Psychological and supernatural terror are tightly intertwined in Still/Born (2017), in which Mary, a young woman, suffers from a pregnancy that results in the stillbirth of one of her twin sons. As she struggles to grow accustomed to motherhood while grieving for the child she has lost, Mary begins to sense a menacing presence surrounding her remaining child. When the otherworldly manifestations grow increasingly violent, Mary fights to maintain her sanity as she attempts to protect her son from a vicious and unpredictable threat.
Still/Born delivers an engaging and well-produced horror experience with its finely-tuned sense of emotion, atmosphere, and timing. The dark and sleek cinematography complements the solid performance of the film’s cast, with Christie Burke (Mary) expertly portraying her character’s evolution from a quiet and unassuming presence to a vivid whirlwind of mounting insanity. The dynamics between Mary and her husband, Jack (Jesse Moss), are layered and authentic as grief and distrust slowly dissolve the strength of their marriage.
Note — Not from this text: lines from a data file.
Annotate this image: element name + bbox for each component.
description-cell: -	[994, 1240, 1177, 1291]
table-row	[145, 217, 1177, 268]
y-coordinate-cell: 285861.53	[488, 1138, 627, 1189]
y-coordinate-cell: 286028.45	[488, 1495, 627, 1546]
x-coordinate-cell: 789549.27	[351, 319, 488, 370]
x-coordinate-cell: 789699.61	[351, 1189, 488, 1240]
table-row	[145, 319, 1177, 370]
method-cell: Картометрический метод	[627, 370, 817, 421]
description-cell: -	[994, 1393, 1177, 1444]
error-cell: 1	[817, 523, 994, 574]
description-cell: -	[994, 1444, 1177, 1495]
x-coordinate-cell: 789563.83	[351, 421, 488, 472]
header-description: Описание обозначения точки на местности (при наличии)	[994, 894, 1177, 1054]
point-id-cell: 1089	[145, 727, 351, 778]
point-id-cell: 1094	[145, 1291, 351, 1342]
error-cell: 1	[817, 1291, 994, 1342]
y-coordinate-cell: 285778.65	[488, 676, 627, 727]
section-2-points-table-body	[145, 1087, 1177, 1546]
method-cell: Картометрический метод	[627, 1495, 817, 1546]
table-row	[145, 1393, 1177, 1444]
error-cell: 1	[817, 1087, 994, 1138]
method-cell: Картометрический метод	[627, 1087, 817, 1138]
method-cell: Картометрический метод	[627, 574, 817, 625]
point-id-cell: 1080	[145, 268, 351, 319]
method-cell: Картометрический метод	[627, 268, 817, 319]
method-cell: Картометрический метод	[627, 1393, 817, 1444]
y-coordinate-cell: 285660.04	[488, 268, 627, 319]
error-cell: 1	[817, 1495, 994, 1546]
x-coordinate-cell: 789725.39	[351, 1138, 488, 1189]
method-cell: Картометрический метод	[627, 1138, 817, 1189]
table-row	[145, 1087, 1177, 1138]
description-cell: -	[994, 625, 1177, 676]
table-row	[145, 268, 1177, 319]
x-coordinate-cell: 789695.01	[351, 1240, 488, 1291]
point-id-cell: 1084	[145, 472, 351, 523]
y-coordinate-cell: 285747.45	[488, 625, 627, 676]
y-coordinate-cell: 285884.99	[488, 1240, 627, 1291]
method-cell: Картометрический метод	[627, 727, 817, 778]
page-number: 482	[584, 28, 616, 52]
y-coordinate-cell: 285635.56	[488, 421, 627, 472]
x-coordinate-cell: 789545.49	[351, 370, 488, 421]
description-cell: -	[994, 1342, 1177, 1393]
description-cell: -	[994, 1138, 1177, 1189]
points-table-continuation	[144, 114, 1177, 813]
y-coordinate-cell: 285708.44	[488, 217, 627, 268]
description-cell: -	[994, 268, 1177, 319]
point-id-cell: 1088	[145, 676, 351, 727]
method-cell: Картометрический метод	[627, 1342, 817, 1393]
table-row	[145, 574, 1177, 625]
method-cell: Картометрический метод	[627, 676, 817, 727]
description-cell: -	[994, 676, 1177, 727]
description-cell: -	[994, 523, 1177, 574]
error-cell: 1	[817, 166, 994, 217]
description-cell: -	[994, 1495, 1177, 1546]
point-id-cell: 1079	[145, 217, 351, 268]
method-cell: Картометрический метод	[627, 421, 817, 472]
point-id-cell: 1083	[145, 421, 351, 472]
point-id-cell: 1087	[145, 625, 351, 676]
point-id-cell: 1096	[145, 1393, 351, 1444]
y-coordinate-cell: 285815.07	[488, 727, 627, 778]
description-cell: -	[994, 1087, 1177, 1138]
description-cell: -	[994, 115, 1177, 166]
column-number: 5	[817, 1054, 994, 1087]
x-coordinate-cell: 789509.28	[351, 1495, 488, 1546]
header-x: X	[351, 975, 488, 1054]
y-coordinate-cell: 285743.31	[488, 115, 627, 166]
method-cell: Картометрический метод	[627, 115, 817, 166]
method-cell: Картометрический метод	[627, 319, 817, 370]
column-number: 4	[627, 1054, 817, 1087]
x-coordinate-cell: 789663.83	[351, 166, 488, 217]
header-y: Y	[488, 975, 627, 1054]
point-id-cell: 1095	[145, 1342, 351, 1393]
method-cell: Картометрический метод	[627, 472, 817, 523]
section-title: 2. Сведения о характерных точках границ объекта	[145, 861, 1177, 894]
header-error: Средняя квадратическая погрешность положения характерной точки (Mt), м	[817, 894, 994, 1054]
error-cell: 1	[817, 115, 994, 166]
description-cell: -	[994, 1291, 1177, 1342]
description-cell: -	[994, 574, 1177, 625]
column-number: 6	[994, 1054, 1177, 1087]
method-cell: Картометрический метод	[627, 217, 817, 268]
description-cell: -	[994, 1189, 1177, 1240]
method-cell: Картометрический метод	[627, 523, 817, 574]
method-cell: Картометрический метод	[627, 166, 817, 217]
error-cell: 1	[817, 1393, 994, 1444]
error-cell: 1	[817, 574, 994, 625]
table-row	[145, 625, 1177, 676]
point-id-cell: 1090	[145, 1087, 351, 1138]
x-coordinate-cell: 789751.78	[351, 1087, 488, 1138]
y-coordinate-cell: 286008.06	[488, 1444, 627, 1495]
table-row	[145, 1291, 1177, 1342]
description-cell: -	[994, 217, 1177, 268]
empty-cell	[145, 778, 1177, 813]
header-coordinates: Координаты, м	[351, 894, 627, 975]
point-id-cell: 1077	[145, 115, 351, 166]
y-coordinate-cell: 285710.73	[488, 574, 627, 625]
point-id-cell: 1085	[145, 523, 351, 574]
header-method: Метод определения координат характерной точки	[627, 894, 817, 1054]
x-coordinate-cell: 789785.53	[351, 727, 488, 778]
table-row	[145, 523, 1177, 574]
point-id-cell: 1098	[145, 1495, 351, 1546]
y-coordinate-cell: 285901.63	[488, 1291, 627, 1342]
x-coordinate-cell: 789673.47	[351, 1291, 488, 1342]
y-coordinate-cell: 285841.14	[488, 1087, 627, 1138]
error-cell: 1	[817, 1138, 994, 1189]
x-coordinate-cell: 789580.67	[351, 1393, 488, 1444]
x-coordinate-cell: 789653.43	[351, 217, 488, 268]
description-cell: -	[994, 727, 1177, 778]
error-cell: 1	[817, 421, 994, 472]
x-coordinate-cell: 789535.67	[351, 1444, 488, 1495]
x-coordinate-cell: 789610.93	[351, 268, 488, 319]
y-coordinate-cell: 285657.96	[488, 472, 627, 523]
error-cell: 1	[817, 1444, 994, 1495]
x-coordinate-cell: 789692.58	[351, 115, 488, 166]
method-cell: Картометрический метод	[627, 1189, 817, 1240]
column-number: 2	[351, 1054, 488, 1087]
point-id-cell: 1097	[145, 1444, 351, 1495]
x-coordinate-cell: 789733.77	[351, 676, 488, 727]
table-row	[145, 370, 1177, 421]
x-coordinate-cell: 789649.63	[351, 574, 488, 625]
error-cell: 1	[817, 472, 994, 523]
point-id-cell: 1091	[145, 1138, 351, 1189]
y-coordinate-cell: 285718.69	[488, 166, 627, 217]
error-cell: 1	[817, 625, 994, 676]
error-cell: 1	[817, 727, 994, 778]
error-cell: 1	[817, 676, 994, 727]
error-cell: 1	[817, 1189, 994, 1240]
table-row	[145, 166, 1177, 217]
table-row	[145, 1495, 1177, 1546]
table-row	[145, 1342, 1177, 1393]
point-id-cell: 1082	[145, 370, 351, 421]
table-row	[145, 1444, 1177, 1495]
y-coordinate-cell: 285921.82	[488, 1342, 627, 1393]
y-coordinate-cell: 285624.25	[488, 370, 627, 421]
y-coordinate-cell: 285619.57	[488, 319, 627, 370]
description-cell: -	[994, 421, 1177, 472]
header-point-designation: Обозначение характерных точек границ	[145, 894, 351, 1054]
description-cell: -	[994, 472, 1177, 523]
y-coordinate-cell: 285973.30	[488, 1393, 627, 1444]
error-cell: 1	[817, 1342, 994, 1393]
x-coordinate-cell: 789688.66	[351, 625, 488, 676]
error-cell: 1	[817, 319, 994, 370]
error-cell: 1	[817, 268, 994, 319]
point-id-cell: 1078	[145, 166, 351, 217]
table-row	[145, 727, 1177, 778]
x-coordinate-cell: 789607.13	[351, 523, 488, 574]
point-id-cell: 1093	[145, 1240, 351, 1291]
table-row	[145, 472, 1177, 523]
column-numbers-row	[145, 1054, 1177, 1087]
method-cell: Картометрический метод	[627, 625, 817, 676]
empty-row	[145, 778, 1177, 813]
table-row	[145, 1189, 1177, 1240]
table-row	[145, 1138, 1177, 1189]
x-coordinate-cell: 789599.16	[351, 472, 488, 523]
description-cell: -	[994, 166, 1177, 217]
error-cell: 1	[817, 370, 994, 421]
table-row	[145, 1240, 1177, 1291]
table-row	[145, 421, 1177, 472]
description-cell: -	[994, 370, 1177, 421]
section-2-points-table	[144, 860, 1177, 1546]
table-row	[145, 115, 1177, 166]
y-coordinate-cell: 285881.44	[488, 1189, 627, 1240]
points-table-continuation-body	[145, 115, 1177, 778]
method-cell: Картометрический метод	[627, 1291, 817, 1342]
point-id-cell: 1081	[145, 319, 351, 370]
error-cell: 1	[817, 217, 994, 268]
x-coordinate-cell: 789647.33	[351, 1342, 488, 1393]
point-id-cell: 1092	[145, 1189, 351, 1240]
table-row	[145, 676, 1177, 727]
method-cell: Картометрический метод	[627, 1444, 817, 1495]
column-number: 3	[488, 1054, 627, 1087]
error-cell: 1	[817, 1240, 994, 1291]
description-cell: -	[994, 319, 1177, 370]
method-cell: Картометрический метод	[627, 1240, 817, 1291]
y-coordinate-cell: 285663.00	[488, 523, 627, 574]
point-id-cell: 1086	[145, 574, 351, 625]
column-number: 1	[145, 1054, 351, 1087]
The illustration of postpartum depression and psychosis as a demonic figure is harrowing and convincing in its despair and intensity, and adds to the surreal and mysterious atmosphere in the film that leaves the viewer unsure of whether or not the danger in the plot is supernatural or imagined. The scares planted throughout the film are also of note, as nearly every moment of fright has purpose and impact.
The only prominent flaw in Still/Born is the absence of originality in the film’s plot. While this, on the whole, doesn’t hinder the effectiveness of the film’s strengths, the storyline’s dependence on generic plot devices prevents Still/Born from reaching its utmost potential.
Overall, Still/Born is an absorbing and entertaining horror film, even though it doesn’t contribute anything dynamic to the genre.